Trade dispute likely to hit Korea harder than Japan, but no winners: S&P Global Ratings
Trade dispute is expected to hit Korea harder than Japan, but, however, there is unlikely to be any winners, according to a Credit FAQ published today by S&P Global Ratings.
The restriction of fine chemical goods exports and the exclusion of South Korea from Japan's "white list" of preferred trading partners have spurred a series of escalations and retaliations between the nations. This is taking place when economies across Asia Pacific are experiencing headwinds from the U.S.-China trade conflict.
"Both countries are surfacing longstanding grievances in the dispute. However it seems like Korea may be at a disadvantage, given its higher dependence on inputs imported from its neighbor," said S&P Global Ratings Asia-Pacific chief economist Shaun Roache in the report titled, "No Winners In Korea-Japan Trade Spat But Korea Has More To Lose".

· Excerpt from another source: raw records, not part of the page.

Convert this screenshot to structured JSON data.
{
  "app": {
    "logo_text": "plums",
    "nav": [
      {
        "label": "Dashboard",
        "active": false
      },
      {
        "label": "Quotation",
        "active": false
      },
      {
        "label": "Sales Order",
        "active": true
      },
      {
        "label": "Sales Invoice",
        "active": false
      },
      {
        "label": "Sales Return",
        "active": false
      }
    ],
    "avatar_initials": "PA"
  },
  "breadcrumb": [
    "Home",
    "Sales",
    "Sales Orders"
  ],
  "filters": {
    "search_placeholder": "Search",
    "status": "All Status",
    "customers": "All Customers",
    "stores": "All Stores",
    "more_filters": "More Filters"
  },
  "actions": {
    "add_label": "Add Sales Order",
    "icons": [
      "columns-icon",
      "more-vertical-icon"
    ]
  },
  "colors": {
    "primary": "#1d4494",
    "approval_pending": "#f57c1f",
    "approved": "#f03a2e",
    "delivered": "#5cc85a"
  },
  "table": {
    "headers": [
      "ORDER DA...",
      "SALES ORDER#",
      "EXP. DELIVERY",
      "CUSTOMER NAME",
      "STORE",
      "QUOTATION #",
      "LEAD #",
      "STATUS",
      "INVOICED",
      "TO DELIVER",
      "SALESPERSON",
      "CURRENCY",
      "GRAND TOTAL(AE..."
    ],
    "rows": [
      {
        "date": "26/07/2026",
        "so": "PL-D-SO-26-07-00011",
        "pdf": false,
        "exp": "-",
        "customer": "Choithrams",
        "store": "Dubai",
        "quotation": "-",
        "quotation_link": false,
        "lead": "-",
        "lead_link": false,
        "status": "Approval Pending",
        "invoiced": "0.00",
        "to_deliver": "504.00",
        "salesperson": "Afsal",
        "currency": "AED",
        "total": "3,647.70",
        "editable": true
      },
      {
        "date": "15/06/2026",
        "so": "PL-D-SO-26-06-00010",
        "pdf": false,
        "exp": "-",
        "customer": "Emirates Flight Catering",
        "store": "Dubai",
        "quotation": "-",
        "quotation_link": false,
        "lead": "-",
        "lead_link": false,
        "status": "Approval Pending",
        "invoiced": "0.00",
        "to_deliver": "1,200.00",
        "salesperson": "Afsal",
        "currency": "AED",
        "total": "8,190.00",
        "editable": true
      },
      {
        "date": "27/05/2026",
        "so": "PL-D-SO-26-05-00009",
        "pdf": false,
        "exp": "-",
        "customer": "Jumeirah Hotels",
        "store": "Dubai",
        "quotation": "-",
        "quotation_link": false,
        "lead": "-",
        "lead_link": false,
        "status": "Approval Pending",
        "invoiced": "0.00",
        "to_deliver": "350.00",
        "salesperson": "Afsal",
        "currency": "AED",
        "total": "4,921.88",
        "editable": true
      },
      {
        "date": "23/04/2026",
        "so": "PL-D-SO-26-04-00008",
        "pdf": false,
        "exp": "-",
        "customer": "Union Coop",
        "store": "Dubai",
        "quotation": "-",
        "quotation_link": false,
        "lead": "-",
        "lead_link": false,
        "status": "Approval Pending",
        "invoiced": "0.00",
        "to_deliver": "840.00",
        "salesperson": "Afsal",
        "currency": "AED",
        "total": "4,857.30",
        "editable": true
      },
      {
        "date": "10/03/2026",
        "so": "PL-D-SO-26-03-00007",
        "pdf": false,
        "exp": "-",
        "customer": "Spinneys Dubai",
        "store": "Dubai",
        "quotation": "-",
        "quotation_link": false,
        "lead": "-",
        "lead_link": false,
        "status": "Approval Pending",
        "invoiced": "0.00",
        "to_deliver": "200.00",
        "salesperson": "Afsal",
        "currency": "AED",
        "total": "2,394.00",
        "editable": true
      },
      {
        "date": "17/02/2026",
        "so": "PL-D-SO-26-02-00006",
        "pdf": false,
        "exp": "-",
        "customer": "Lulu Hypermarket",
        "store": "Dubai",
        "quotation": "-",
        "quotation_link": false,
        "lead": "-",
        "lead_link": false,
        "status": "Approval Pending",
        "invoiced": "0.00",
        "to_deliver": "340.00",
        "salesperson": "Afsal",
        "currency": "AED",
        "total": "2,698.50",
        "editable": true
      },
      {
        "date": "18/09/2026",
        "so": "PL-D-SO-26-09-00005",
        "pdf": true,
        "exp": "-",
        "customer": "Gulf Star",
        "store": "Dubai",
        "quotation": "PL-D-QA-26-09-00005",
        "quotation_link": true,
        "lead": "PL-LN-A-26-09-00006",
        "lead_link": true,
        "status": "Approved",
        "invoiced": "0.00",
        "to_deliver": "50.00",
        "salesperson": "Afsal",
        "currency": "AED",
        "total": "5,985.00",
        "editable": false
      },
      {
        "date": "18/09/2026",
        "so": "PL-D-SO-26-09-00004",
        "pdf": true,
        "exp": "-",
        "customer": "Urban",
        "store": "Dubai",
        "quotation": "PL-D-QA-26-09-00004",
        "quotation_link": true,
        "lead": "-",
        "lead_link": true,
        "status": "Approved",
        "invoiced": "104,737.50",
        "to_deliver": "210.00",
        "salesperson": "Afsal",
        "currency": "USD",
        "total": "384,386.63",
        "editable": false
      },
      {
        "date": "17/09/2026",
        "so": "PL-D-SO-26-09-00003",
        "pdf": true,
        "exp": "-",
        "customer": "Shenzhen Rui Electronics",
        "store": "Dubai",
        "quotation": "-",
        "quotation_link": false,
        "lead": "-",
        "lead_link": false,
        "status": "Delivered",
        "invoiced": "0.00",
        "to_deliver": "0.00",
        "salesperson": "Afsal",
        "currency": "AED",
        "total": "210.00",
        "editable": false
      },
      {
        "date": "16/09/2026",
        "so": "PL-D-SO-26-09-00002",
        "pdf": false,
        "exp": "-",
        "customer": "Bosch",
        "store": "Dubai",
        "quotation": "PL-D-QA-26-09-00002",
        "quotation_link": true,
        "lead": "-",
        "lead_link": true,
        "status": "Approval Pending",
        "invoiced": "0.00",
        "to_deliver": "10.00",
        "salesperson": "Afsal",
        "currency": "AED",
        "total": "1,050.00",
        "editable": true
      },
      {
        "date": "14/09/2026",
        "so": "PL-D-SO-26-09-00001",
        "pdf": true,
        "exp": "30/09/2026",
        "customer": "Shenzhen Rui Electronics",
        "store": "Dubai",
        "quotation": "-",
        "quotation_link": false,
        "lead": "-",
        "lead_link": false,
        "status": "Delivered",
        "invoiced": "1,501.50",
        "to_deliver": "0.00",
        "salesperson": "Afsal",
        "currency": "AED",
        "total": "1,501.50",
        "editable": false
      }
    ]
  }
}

Korea and Japan trade much more with China and the U.S. than they do with each other. However, these numbers do not tell the important part of the story.
Perhaps the most damaging but hard-to-measure impact could be on the mutual trust in an open, transparent, and market-driven trading relationship. Firms could respond by reducing their reliance on supplies or customers from each country beyond those products targeted by export controls.
Such trade diversion would likely mean higher costs, lower revenues, and a reduced return on capital for companies in both economies. Consumer sentiment may be affected by a souring relationship but, while consumer boycotts grab headlines, the macroeconomic impact may be limited.
Much of the trade between Japan and Korea is in capital goods or intermediate goods that feed into each economy's supply chains. For example, Japanese inputs--such as machinery, refined chemicals, parts, and components--account for between 2 percent and 4 percent of Korea's gross output in industries including electrical equipment and technology hardware.
Japan's share has been declining (while China's has been rising) and, while these numbers do not appear high, in a prolonged trade battle Korean importers may find it hard to switch suppliers.
For many goods that Korea imports from Japan, Japanese exports account for a large share of global trade. Japan also exhibits a strong competitive edge in many of its shipments to Korea, reflecting an advantage over global rivals due to intellectual property or advanced technology, the report added.
Together, these suggest that if Japan restricts its shipments of some capital and intermediate goods, Korean importers may have to pay much higher prices to alternative suppliers. In a worst-case scenario, Korean firms may have to curtail production if alternatives are not found quickly.
"Samsung and SK Hynix heavily rely on Japanese chemical imports to produce semiconductors," said S&P Global Ratings credit analyst JunHong Park. "Although details on dependency or potential production issue are unknown at this point, we believe a prolonged import disruption could hurt Korean memory chipmakers."